A Post-Kelo Update

Ilya Somin writes at The Volokh Conspiracy about what looks to be the most important eminent domain case to reach the Federal Courts since the Kelo decision:

[T]wo Port Chester [New York] property owners joined with the Institute for Justice (the public-interest law firm that litigated the Kelo case) to ask the Supreme Court to look again at the issue of eminent domain abuse and ensure that lower courts do not read Kelo to completely eliminate judicial review. The case illustrates the dangerous results of the Kelo decision and asks what should be an easy question: Does the Constitution prevent governments from taking property through eminent domain simply because the property owners refused to pay off a private developer?

In 2003, private developer [Gregg Wasser] approached Bart Didden and Domenick Bologna with a modest proposal: they could either pay him $800,000 or give him a 50 percent interest in their proposed business, or he would cause the Village of Port Chester to take their property from them through eminent domain. Outraged, they refused. The Village condemned their property the very next day.

Bart and Domenick filed suit in federal court, arguing that the taking violated the Fifth Amendment of the U.S. Constitution, which only allows property to be taken for a “public use.” Shockingly, the trial court threw out their case, and the Second Circuit agreed. Because their property lay within a “redevelopment area,” a region the Village had designated as subject to its eminent domain power, the Constitution didn’t protect them from condemnation, even though they had alleged that they were condemned solely because they resisted the developer’s attempted extortion….

“What the developer and Village of Port Chester did is nothing short of government-backed extortion,” said Didden. “I had an agreement to develop a pharmacy, a plan fully approved by the Village, and in the eleventh hour I was told that I must either bring this developer in as a 50/50 partner or pay him $800,000 to go away. If I didn’t, the City would condemn my property through eminent domain for him to put up a pharmacy. What else can you call that but extortion? I hope the Supreme Court sets things right.”

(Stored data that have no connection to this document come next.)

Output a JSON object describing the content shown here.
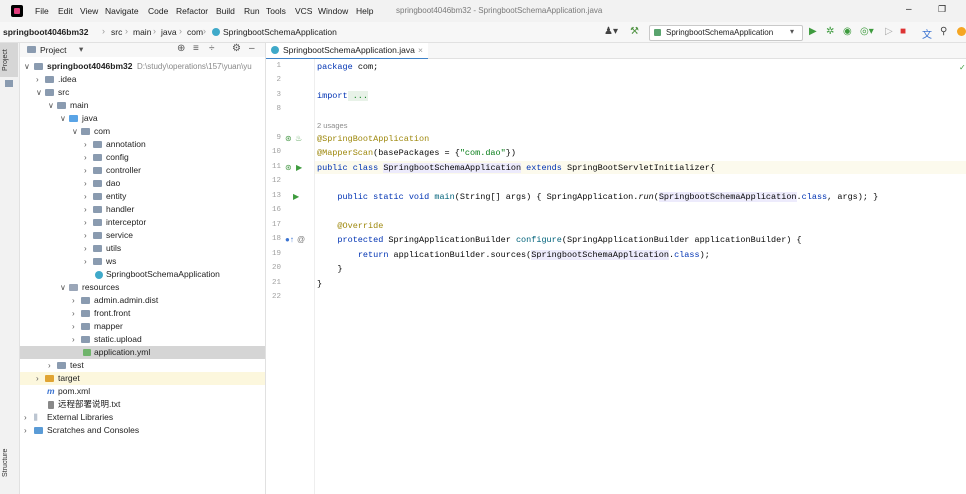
{
  "menu": {
    "items": [
      "File",
      "Edit",
      "View",
      "Navigate",
      "Code",
      "Refactor",
      "Build",
      "Run",
      "Tools",
      "VCS",
      "Window",
      "Help"
    ],
    "window_title": "springboot4046bm32 - SpringbootSchemaApplication.java"
  },
  "navbar": {
    "crumbs": [
      "springboot4046bm32",
      "src",
      "main",
      "java",
      "com",
      "SpringbootSchemaApplication"
    ],
    "run_config": "SpringbootSchemaApplication"
  },
  "leftstrip": {
    "project_tab": "Project",
    "structure_tab": "Structure"
  },
  "project": {
    "title": "Project",
    "root_name": "springboot4046bm32",
    "root_path": "D:\\study\\operations\\157\\yuan\\yu",
    "tree": [
      {
        "label": ".idea"
      },
      {
        "label": "src"
      },
      {
        "label": "main"
      },
      {
        "label": "java"
      },
      {
        "label": "com"
      },
      {
        "label": "annotation"
      },
      {
        "label": "config"
      },
      {
        "label": "controller"
      },
      {
        "label": "dao"
      },
      {
        "label": "entity"
      },
      {
        "label": "handler"
      },
      {
        "label": "interceptor"
      },
      {
        "label": "service"
      },
      {
        "label": "utils"
      },
      {
        "label": "ws"
      },
      {
        "label": "SpringbootSchemaApplication"
      },
      {
        "label": "resources"
      },
      {
        "label": "admin.admin.dist"
      },
      {
        "label": "front.front"
      },
      {
        "label": "mapper"
      },
      {
        "label": "static.upload"
      },
      {
        "label": "application.yml"
      },
      {
        "label": "test"
      },
      {
        "label": "target"
      },
      {
        "label": "pom.xml"
      },
      {
        "label": "远程部署说明.txt"
      },
      {
        "label": "External Libraries"
      },
      {
        "label": "Scratches and Consoles"
      }
    ]
  },
  "editor": {
    "tab_label": "SpringbootSchemaApplication.java",
    "line_numbers": [
      "1",
      "2",
      "3",
      "8",
      "9",
      "10",
      "11",
      "12",
      "13",
      "16",
      "17",
      "18",
      "19",
      "20",
      "21",
      "22"
    ],
    "usages": "2 usages",
    "code": {
      "l1_kw": "package",
      "l1_rest": " com;",
      "l3_kw": "import",
      "l3_rest": " ...",
      "l9": "@SpringBootApplication",
      "l10_an": "@MapperScan",
      "l10_a": "(basePackages = {",
      "l10_str": "\"com.dao\"",
      "l10_b": "})",
      "l11_kw1": "public class",
      "l11_cls": "SpringbootSchemaApplication",
      "l11_kw2": "extends",
      "l11_rest": "SpringBootServletInitializer{",
      "l13_kw": "public static void",
      "l13_mth": "main",
      "l13_a": "(String[] args) { SpringApplication.",
      "l13_run": "run",
      "l13_b": "(",
      "l13_cls": "SpringbootSchemaApplication",
      "l13_c": ".",
      "l13_kw2": "class",
      "l13_d": ", args); }",
      "l17": "@Override",
      "l18_kw": "protected",
      "l18_rest": " SpringApplicationBuilder ",
      "l18_mth": "configure",
      "l18_b": "(SpringApplicationBuilder applicationBuilder) {",
      "l19_kw": "return",
      "l19_a": " applicationBuilder.sources(",
      "l19_cls": "SpringbootSchemaApplication",
      "l19_b": ".",
      "l19_kw2": "class",
      "l19_c": ");",
      "l20": "}",
      "l21": "}"
    }
  }
}
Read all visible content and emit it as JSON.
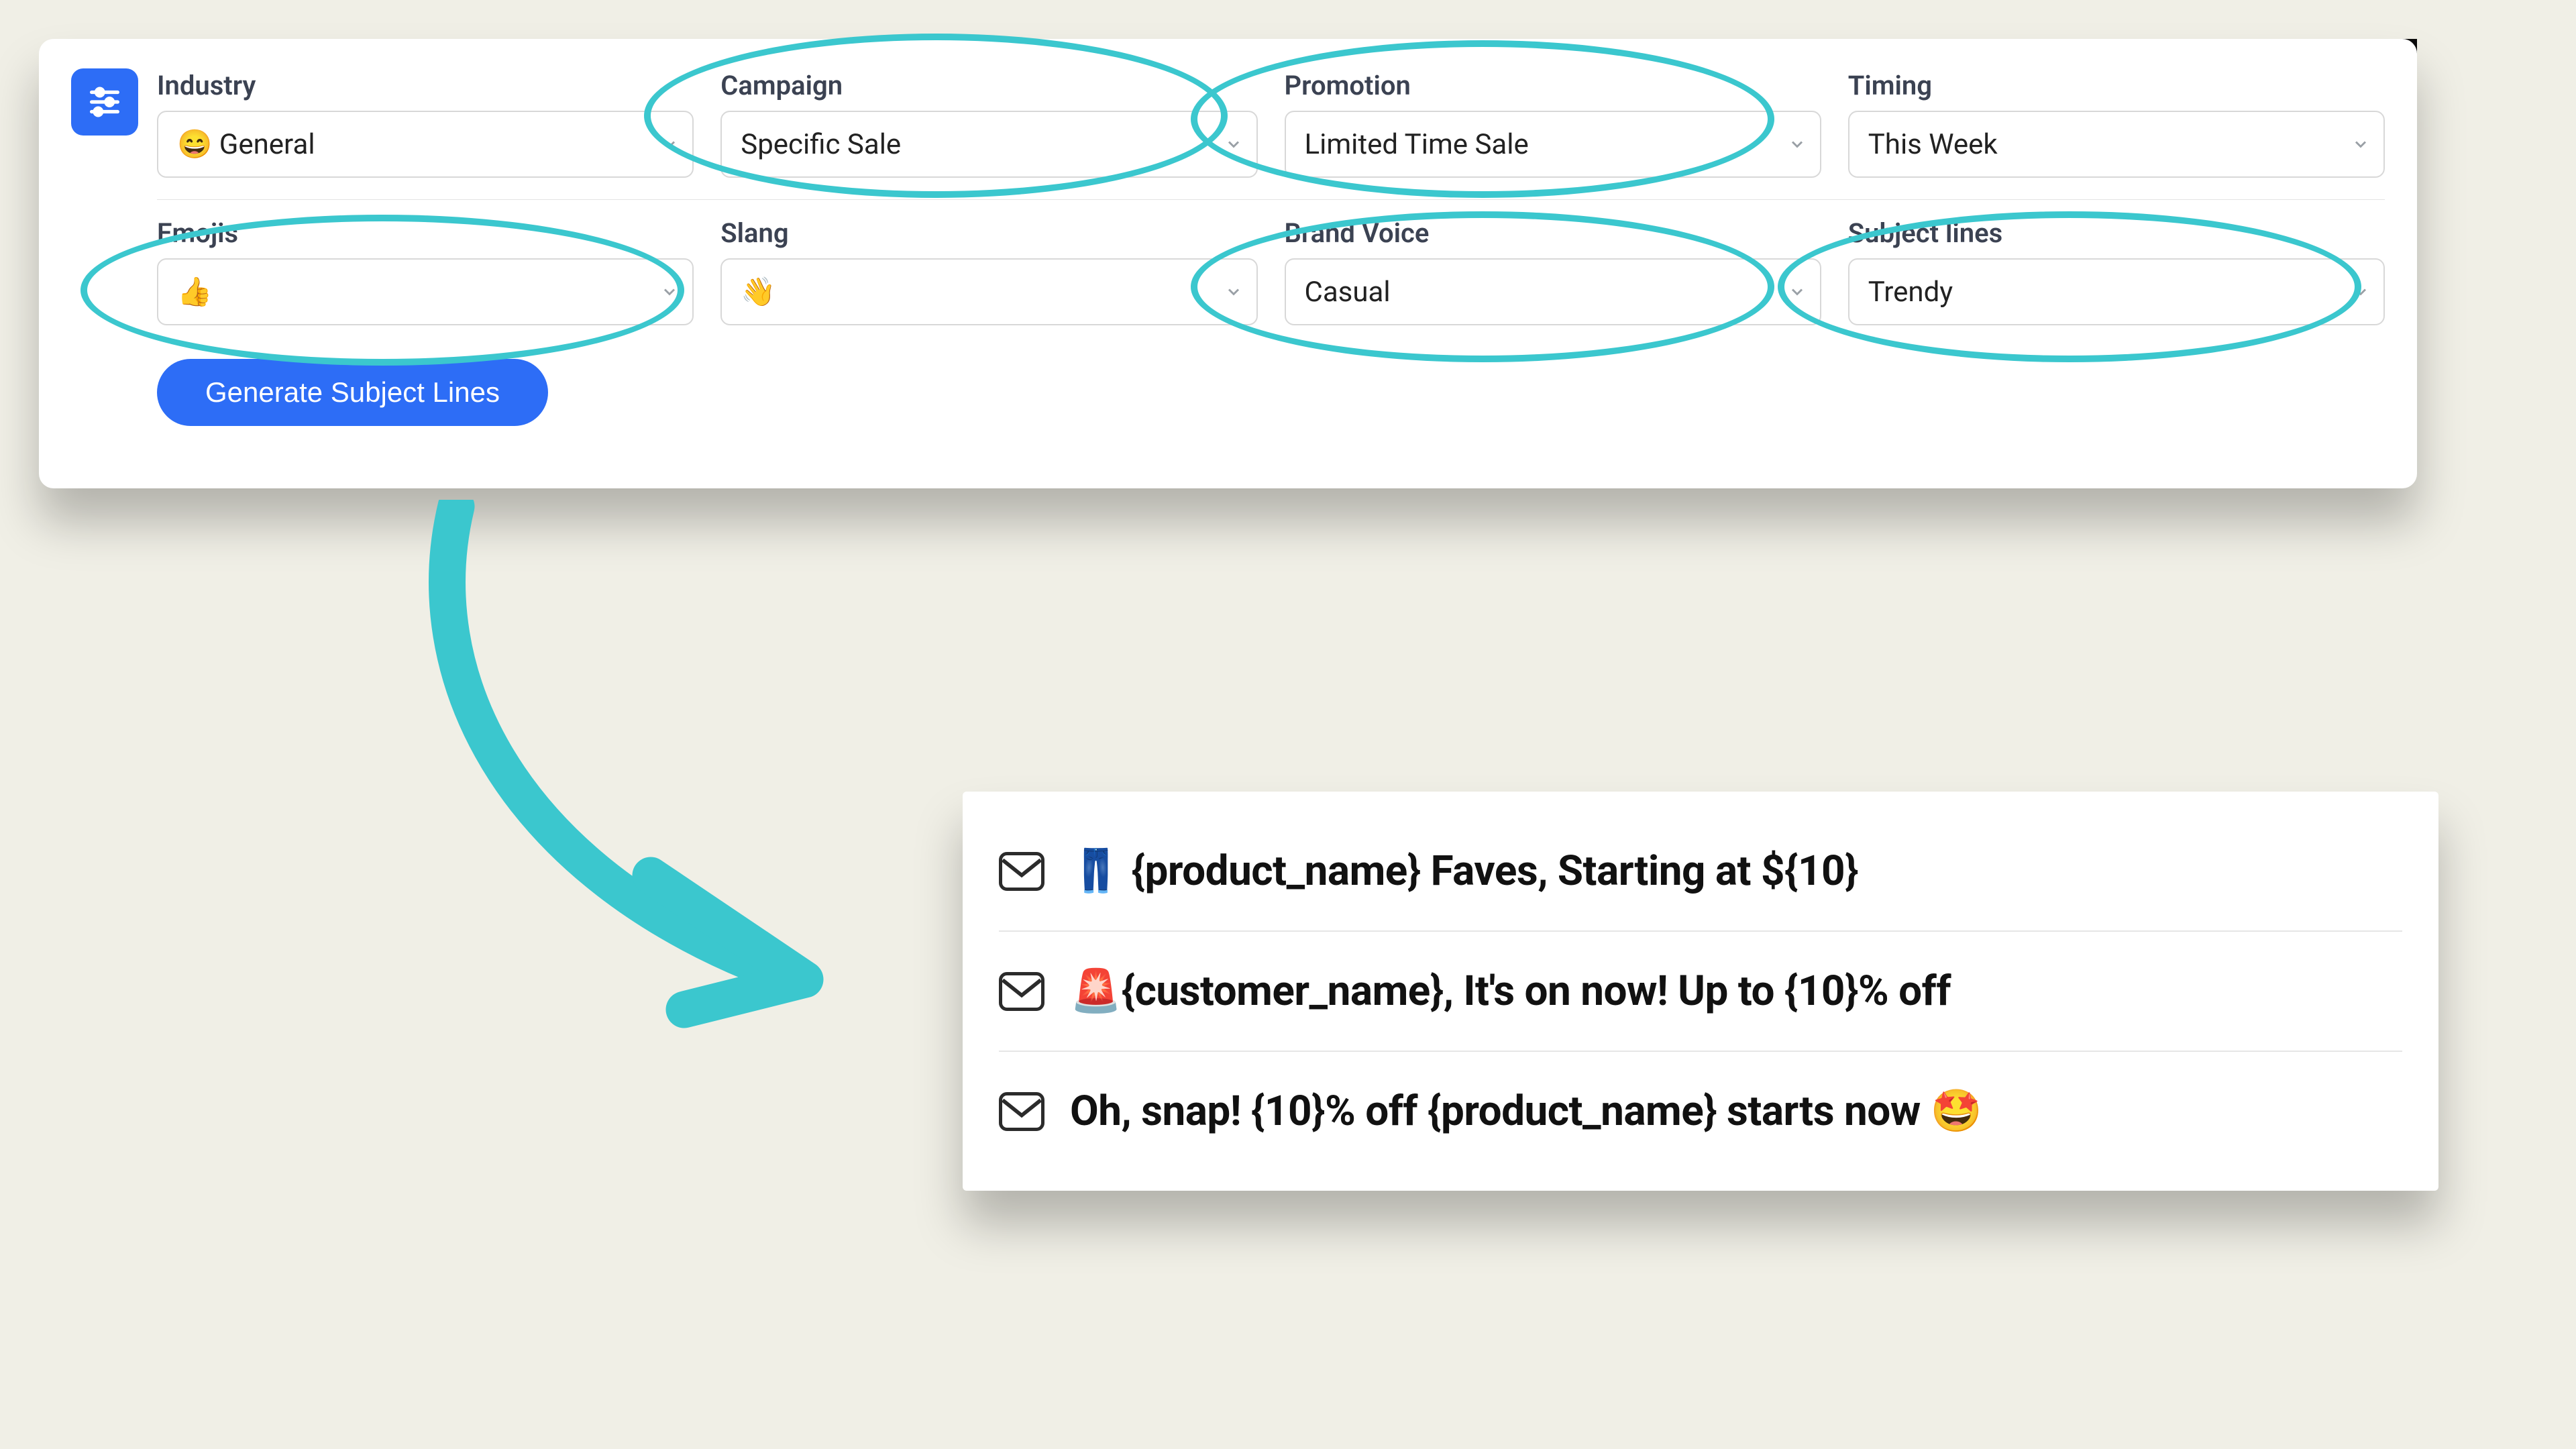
{
  "settings": {
    "row1": [
      {
        "label": "Industry",
        "value": "😄 General"
      },
      {
        "label": "Campaign",
        "value": "Specific Sale"
      },
      {
        "label": "Promotion",
        "value": "Limited Time Sale"
      },
      {
        "label": "Timing",
        "value": "This Week"
      }
    ],
    "row2": [
      {
        "label": "Emojis",
        "value": "👍"
      },
      {
        "label": "Slang",
        "value": "👋"
      },
      {
        "label": "Brand Voice",
        "value": "Casual"
      },
      {
        "label": "Subject lines",
        "value": "Trendy"
      }
    ],
    "generate_label": "Generate Subject Lines"
  },
  "highlights": {
    "ellipses": [
      "campaign",
      "promotion",
      "emojis",
      "brand-voice",
      "subject-lines"
    ],
    "accent": "#3bc7ce"
  },
  "results": [
    "👖 {product_name} Faves, Starting at ${10}",
    "🚨{customer_name}, It's on now! Up to {10}% off",
    "Oh, snap! {10}% off {product_name} starts now 🤩"
  ]
}
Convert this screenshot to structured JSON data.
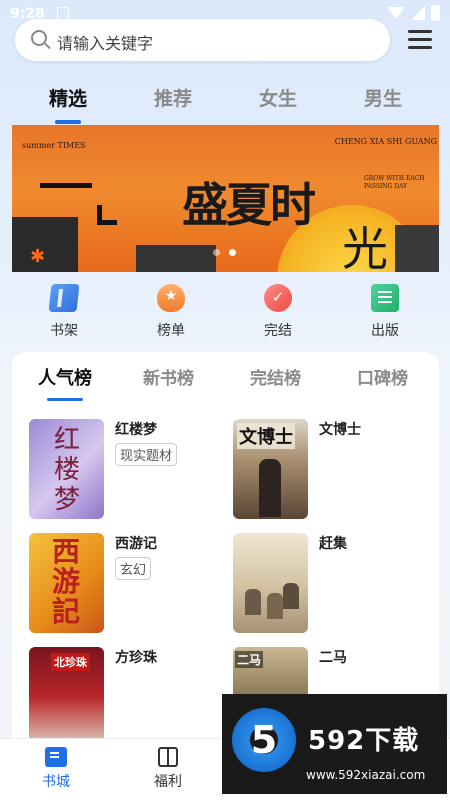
{
  "status_bar": {
    "time": "9:28"
  },
  "search": {
    "placeholder": "请输入关键字"
  },
  "tabs": [
    {
      "label": "精选",
      "active": true
    },
    {
      "label": "推荐",
      "active": false
    },
    {
      "label": "女生",
      "active": false
    },
    {
      "label": "男生",
      "active": false
    }
  ],
  "banner": {
    "title_main": "盛夏时",
    "title_second": "光",
    "small_left": "summer TIMES",
    "small_right": "CHENG XIA SHI GUANG",
    "small_mid": "GROW WITH EACH PASSING DAY",
    "carousel_total": 2,
    "carousel_active": 2
  },
  "quick_nav": [
    {
      "label": "书架",
      "icon": "bookshelf-icon"
    },
    {
      "label": "榜单",
      "icon": "ranking-icon"
    },
    {
      "label": "完结",
      "icon": "finished-icon"
    },
    {
      "label": "出版",
      "icon": "publish-icon"
    }
  ],
  "rank_tabs": [
    {
      "label": "人气榜",
      "active": true
    },
    {
      "label": "新书榜",
      "active": false
    },
    {
      "label": "完结榜",
      "active": false
    },
    {
      "label": "口碑榜",
      "active": false
    }
  ],
  "books": [
    {
      "title": "红楼梦",
      "tag": "现实题材",
      "cover_text": "红楼梦"
    },
    {
      "title": "文博士",
      "tag": "",
      "cover_text": "文博士"
    },
    {
      "title": "西游记",
      "tag": "玄幻",
      "cover_text": "西游記"
    },
    {
      "title": "赶集",
      "tag": "",
      "cover_text": ""
    },
    {
      "title": "方珍珠",
      "tag": "",
      "cover_text": "北珍珠"
    },
    {
      "title": "二马",
      "tag": "",
      "cover_text": "二马"
    }
  ],
  "bottom_nav": [
    {
      "label": "书城",
      "icon": "book-icon",
      "active": true
    },
    {
      "label": "福利",
      "icon": "gift-icon",
      "active": false
    }
  ],
  "watermark": {
    "logo": "5",
    "title": "592下载",
    "url": "www.592xiazai.com"
  },
  "colors": {
    "accent": "#1f6fe5",
    "banner_orange": "#e8762a"
  }
}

As Somin points out, this case seems egregious even by Kelo standards:

It’s hard to find a more blatant example of pretextual condemnation and “favoritism than the Didden case. The plaintiffs’ property was only condemned because they refused to pay $800,000 to Wasser. Had they given in to Wasser’s threats and paid him the money, there would have been no public benefit, because the money would have gone into Wasser’s pocket, not the Village treasury. Moreover, Wasser’s planned use for the property – building a Walgreens pharmacy – is almost exactly the same as the current owners (who plan to open a CVS). So there is no potential economic gain to the community from transferring the land to Wasser; indeed, the area’s taxpayers will be net losers because they will have to foot the bill for the condemnation. Nonetheless, the condemnation did occur within a designated “redevelopment area,” so the Second Circuit Court of Appeals held that it is immunized from legal challenge under Kelo.

This will be the first opportunity of a reconstituted Supreme Court under Chief Justice Roberts and Justice Alito to speak on the eminent domain issue. The result bears watching.